I was on my way to the assembly when my best friend decided to tag along.

ALICE

Alice was pretty, fair and short. She had dark black hair which she kept short till her shoulders and a cute little dimple on her right cheek. She had a beautiful voice and would often sing at the assembly. She was social butterfly if you ask me. I was one too, but right now my depression's in such deep love with me, that would not leave me be.

"Abby !! Look who's walking your way! " she giggled.

"Oh shit!" I said as soon as I looked the way she pointed.

That face. I stopped as though I'd just seen a ghost. A ghost of my past whom I loved once. Maybe I still do. I don't know. Those shiny black eyes, they could summon an ocean amidst them. That hair, finely styled in a way that made him look so hot. And why not god, you could not have let it be so that you had to add the prettiest smile with those black hole like dimples where I shall be forever lost.

How can someone be so perfect?

I was about to turn back and run away like I had planned but then, his eyes met mine and I stopped. I could stare at him all day long and still not be satisfied. He was like a Greek God. And my inner goddess bowed to his beauty. I stood speechless and motionless gazing at him for how long who knows until Alice poked her elbow to mine.

Damn it! I was caught staring at him. How embarrassing. My emotions always take over my conscience. Shit ya Abby!

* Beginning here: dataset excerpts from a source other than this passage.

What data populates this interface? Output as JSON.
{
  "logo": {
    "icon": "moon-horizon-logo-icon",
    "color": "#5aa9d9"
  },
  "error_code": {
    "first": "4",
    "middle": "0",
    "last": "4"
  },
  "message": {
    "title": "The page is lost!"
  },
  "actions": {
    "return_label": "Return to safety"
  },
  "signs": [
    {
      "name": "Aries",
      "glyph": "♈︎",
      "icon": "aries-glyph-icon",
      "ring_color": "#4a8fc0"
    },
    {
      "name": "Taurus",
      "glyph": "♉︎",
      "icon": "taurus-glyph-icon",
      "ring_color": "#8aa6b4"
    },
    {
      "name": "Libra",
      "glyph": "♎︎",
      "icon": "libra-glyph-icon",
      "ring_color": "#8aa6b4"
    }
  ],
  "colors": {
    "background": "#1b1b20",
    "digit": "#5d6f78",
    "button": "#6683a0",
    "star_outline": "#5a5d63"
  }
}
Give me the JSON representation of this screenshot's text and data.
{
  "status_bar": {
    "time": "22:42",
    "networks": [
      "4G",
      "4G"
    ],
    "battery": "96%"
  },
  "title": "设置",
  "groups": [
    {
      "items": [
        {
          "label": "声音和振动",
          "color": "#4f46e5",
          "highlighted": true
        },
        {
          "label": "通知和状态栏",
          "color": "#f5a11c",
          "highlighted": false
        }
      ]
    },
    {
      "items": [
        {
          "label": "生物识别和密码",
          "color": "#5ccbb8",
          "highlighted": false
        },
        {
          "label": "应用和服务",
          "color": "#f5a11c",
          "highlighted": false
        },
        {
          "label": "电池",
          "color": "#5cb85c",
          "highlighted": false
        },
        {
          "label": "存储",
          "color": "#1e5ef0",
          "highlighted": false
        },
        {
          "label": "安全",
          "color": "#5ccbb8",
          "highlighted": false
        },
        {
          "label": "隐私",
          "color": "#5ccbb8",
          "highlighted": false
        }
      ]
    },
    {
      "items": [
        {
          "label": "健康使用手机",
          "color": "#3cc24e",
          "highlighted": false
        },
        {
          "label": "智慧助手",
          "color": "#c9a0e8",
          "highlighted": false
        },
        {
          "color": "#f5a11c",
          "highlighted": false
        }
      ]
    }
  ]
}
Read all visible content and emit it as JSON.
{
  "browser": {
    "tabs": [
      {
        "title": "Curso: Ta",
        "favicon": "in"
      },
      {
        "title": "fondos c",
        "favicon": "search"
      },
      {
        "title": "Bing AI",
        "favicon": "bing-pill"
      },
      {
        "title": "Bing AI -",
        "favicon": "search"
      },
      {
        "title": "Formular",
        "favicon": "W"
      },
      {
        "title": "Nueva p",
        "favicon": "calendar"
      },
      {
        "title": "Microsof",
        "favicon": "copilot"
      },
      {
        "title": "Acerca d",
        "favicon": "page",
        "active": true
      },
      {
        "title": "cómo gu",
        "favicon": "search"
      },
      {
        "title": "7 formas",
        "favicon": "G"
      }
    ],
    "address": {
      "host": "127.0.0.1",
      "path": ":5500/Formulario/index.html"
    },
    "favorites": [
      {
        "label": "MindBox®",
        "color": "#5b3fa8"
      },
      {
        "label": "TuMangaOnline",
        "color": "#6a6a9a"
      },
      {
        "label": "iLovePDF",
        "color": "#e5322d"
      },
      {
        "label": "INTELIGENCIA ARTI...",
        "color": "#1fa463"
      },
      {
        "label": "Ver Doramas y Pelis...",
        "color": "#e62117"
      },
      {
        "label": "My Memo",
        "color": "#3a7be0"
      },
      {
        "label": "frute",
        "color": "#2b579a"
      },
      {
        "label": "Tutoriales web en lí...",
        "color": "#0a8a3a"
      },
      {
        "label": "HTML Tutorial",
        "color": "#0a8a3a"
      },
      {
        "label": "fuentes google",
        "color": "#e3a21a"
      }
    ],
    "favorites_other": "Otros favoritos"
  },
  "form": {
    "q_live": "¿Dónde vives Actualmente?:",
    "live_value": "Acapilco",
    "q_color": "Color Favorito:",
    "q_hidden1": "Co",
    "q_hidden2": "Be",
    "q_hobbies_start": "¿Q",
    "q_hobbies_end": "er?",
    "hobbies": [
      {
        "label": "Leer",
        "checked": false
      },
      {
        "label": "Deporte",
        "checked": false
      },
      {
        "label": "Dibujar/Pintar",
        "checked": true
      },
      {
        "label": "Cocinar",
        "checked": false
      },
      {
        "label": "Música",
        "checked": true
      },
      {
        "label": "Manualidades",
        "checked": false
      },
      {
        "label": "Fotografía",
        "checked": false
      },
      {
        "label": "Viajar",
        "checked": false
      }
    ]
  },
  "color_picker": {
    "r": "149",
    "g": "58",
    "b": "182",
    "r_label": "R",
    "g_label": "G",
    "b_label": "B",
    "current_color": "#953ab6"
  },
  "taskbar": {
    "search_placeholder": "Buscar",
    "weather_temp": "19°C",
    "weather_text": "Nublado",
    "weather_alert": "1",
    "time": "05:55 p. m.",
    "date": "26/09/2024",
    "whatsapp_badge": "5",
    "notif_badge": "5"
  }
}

I smiled and pretended that I was listening to Alice when Drake saw me and smiled back. Had to cover up my embarrassment somehow. God, I would die a thousand deaths to see that smile everyday. Literally. That smile made my day. That smile that could fill a million hearts with love.

Yet, all I could do was just smile back and walk towards the ground for assembly. I wish that smile could fill my heart with love too and not make it feel like a desperate and love-hungry scavenger.

All through the assembly my thoughts were focused on him. Maybe because of the effect he has on me or because he was standing just two rows away from me. Maybe it was his proximity which felt like an invisible magnet pulling us together or maybe I was just starting to lose my mind. I was trying to overcome the adrenaline rush to just run to him and hug him tight and not leave him.

I should stop watching all those romantic movies for a while. Get back into reality Abby.

After staring his way for about 10 minutes I decided to give up and let myself calm down. It's gonna be a long, long day Abby Singh. Stay Strong.